The Supreme Court ruled there could be discrimination in this instance. If a supervisor, motivated by bias, takes actions with the intention of getting an employee fired and if that supervisor’s actions actually cause the employee to be fired, the employee can sue the company for employment discrimination—even if the biased supervisor is not the final decision-maker and the final decision-maker is unbiased (Staub v. Proctor Hospital, 131 S. Ct. 1186 (2011)).
Other recent cases highlight the importance of making sure evaluators don’t make "stray remarks" that might be interpreted as evidence that a co-worker has a discriminatory motive in completing the evaluation. Comments such as "not a cultural fit," "ideas were obsolete," "is slow, fuzzy and lethargic and displays no sense of urgency" are problematic.
If conducted, 360-degree reviews should be designed carefully to minimize the chances of stray comments. Those who fill them out should receive training on the employer’s equal opportunity goals and how to properly complete these reviews.

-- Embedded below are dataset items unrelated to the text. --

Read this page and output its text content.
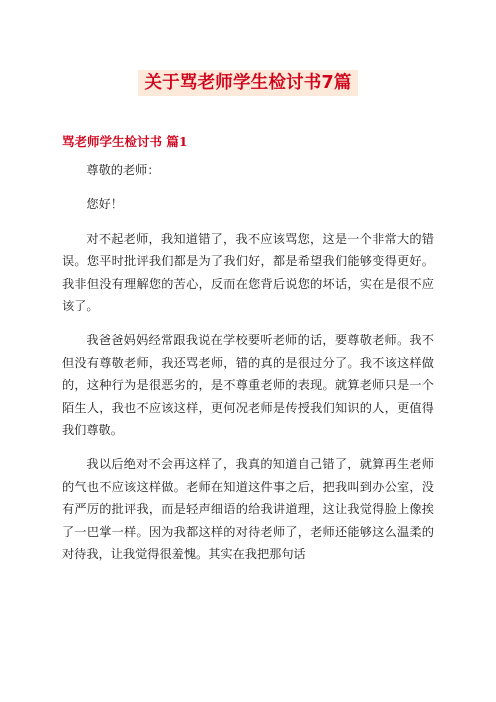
关于骂老师学生检讨书7篇
骂老师学生检讨书 篇1

尊敬的老师：

您好！

对不起老师，我知道错了，我不应该骂您，这是一个非常大的错误。您平时批评我们都是为了我们好，都是希望我们能够变得更好。我非但没有理解您的苦心，反而在您背后说您的坏话，实在是很不应该了。

我爸爸妈妈经常跟我说在学校要听老师的话，要尊敬老师。我不但没有尊敬老师，我还骂老师，错的真的是很过分了。我不该这样做的，这种行为是很恶劣的，是不尊重老师的表现。就算老师只是一个陌生人，我也不应该这样，更何况老师是传授我们知识的人，更值得我们尊敬。

我以后绝对不会再这样了，我真的知道自己错了，就算再生老师的气也不应该这样做。老师在知道这件事之后，把我叫到办公室，没有严厉的批评我，而是轻声细语的给我讲道理，这让我觉得脸上像挨了一巴掌一样。因为我都这样的对待老师了，老师还能够这么温柔的对待我，让我觉得很羞愧。其实在我把那句话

Here are a few best practices that may prevent being sued as a result of emotional intelligence interviews and assessments:
Qualify a candidate before assessment. Make assessment the last criterion for hiring. Use evaluations only after the candidate has been qualified for the position based on more-objective factors such as reference checks. If a candidate isn’t eligible for other reasons, there’s no need to obtain the personal information that an assessment elicits.